UK inflation has risen to its highest for almost two years in a sign that the weak pound is feeding through to increased consumer prices.
Consumer prices rose 1.0% on a year ago in September, according to the Office for National Statistics, the rate of inflation leaping from 0.6% in August to its highest since November 2014.
UK inflation and companies’ costs
While the ONS found no direct evidence that the pound's fall had fed through to higher inflation, the link is clear from business surveys. IHS Markit PMI surveys found companies' costs to have risen at the fastest rate for just over five years in September (see attached chart), with many firms blaming higher import costs resulting from the steep drop in the value of the pound, especially against the US dollarr and euro. Higher fuel costs, linked to the firming of global oil prices, were also widely reported. The September surveys also found average prices charged for goods and services to have risen at the steepest rate since January 2014.

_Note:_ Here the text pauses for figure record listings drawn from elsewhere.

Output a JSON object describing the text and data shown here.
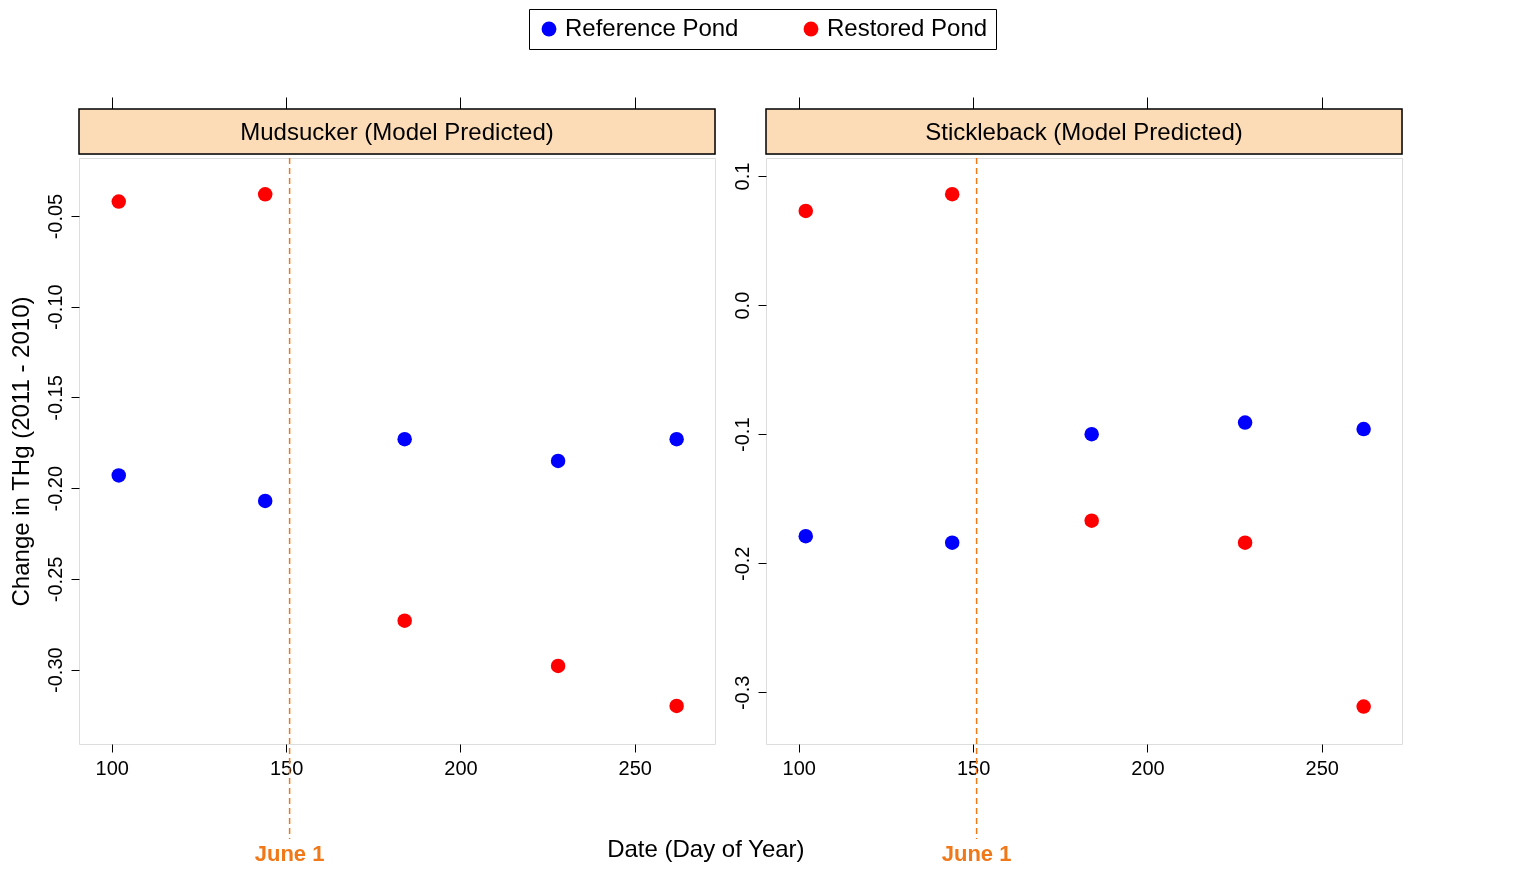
{
  "chart_data": [
    {
      "type": "scatter",
      "title": "Mudsucker (Model Predicted)",
      "xlabel": "Date (Day of Year)",
      "ylabel": "Change in THg (2011 - 2010)",
      "legend": "top",
      "marker": "circle",
      "grid": false,
      "x": [
        102,
        144,
        184,
        228,
        262
      ],
      "series": [
        {
          "name": "Reference Pond",
          "color": "#0000ff",
          "values": [
            -0.193,
            -0.207,
            -0.173,
            -0.185,
            -0.173
          ]
        },
        {
          "name": "Restored Pond",
          "color": "#ff0000",
          "values": [
            -0.042,
            -0.038,
            -0.273,
            -0.298,
            -0.32
          ]
        }
      ],
      "xlim": [
        90.6,
        273
      ],
      "xticks": [
        100,
        150,
        200,
        250
      ],
      "ylim": [
        -0.341,
        -0.018
      ],
      "yticks": [
        -0.05,
        {
          "value": -0.1,
          "label": "-0.10"
        },
        -0.15,
        {
          "value": -0.2,
          "label": "-0.20"
        },
        -0.25,
        {
          "value": -0.3,
          "label": "-0.30"
        }
      ],
      "ref_lines": [
        {
          "axis": "x",
          "value": 151,
          "label": "June 1",
          "color": "#f07818",
          "line_style": "dashed"
        }
      ]
    },
    {
      "type": "scatter",
      "title": "Stickleback (Model Predicted)",
      "marker": "circle",
      "grid": false,
      "x": [
        102,
        144,
        184,
        228,
        262
      ],
      "series": [
        {
          "name": "Reference Pond",
          "color": "#0000ff",
          "values": [
            -0.179,
            -0.184,
            -0.1,
            -0.091,
            -0.096
          ]
        },
        {
          "name": "Restored Pond",
          "color": "#ff0000",
          "values": [
            0.073,
            0.086,
            -0.167,
            -0.184,
            -0.311
          ]
        }
      ],
      "xlim": [
        90.6,
        273
      ],
      "xticks": [
        100,
        150,
        200,
        250
      ],
      "ylim": [
        -0.34,
        0.114
      ],
      "yticks": [
        0.1,
        {
          "value": 0,
          "label": "0.0"
        },
        -0.1,
        -0.2,
        -0.3
      ],
      "ref_lines": [
        {
          "axis": "x",
          "value": 151,
          "label": "June 1",
          "color": "#f07818",
          "line_style": "dashed"
        }
      ]
    }
  ]
}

The historical relationship between the PMI survey data on companies’ costs and headline inflation indicates that consumer prices have further to rise as firms seek to pass higher costs on to customers in coming months. The Bank of England's 2% target could therefore be breached within months, though much depends on the exchange rate and the extent to which costs continue to rise, as well as the degree to which firms may choose to soak up higher costs via lower profit margins.
The rise in inflation has been anticipated by policymakers at the Bank of England, who have also stated that they will 'look through' any short-term rise due to the pound's weakness. However, the build-up of inflationary pressures suggests that policymakers may be less willing to loosen policy further in coming months, choosing instead to wait until the inflation outlook becomes more certain.